En d'autres termes : « c'est à la justice de prononcer une sanction lorsqu'il est établi qu'il y a des téléchargements illégaux », lit-on.

Mort d'un mouvement?

L'approche de la riposte graduée a vite recueilli la sympathie des propriétaires de contenus intellectuels dans différents pays du Monde. L'Angleterre a abandonné l'idée après l'avoir sérieusement étudiée; les États-Unis, quant à eux, s'y intéressent toujours. Au Canada, lors d'audiences du CRTC sur le contrôle du trafic sur internet, Quebecor a brièvement évoqué un système inspiré de l'approche de la riposte graduée.

Aux yeux de Vincent Gautrais, titulaire de la Chaire en droit de la sécurité des affaires électroniques de l'Université de Montréal, le jugement rendu en France risque cependant fort de sonner le glas de l'approche de la « riposte graduée ». « On a là un tribunal supérieur qui reconnaît que les droits fondamentaux des utilisateurs sont supérieurs au droit commercial à la propriété intellectuelle. C'est un coup très dur pour le principe de la riposte graduée, explique-t-il. C'est sûr que ça aura une incidence directe sur les fervents de cette approche. »
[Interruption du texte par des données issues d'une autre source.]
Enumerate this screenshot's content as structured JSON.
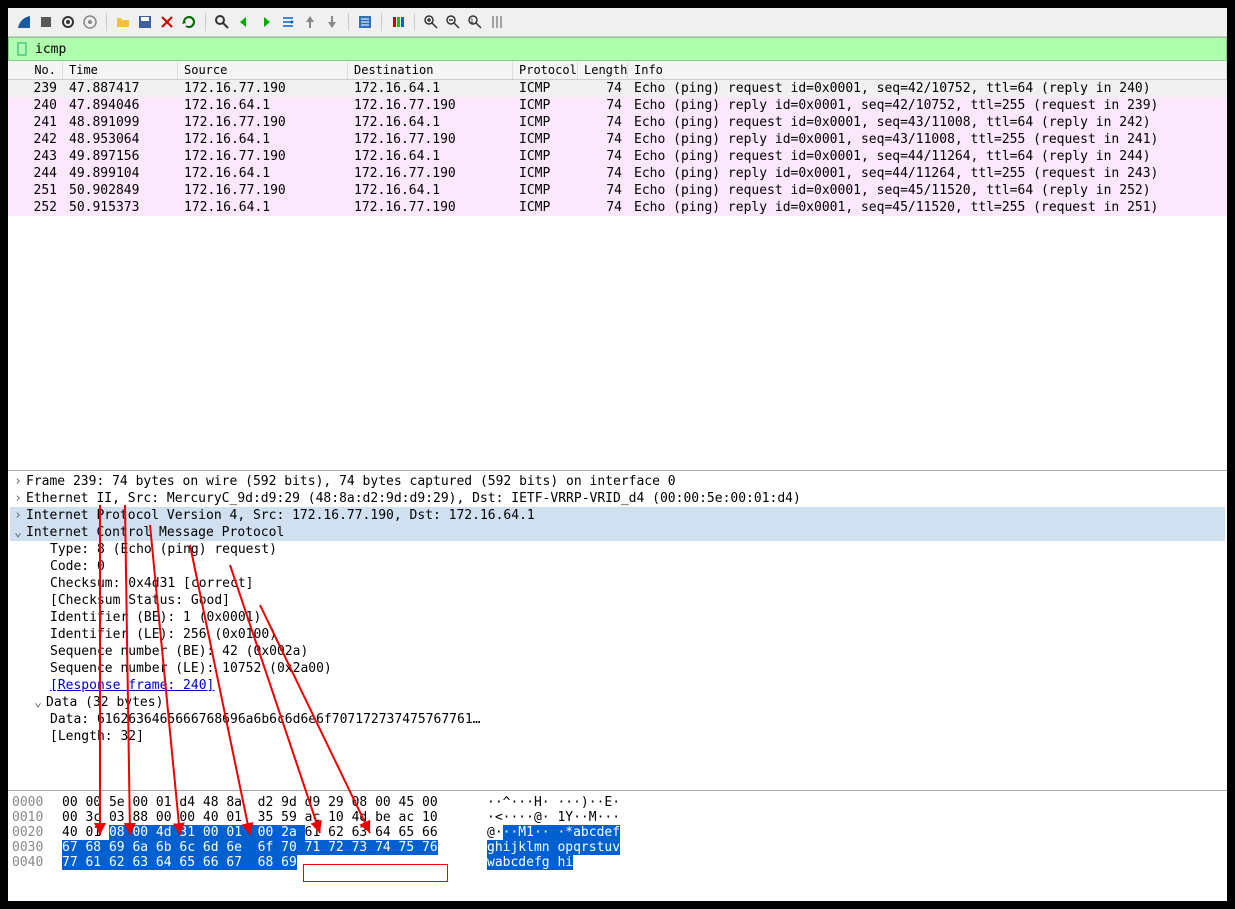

Pierre Trudel, titulaire du Centre de recherche en droit public, abonde dans le même sens : « C'est toujours hasardeux de prendre un jugement survenu ailleurs et de l'appliquer à notre propre système judiciaire, mais probablement que le même genre de raisonnement aurait lieu au Canada. Les tribunaux conclueraient sûrement qu'il doit y avoir une intervention judiciaire pour qu'il y ait sanction. Personne d'autre qu'un juge ne peut prendre en main la justice », affirme-t-il.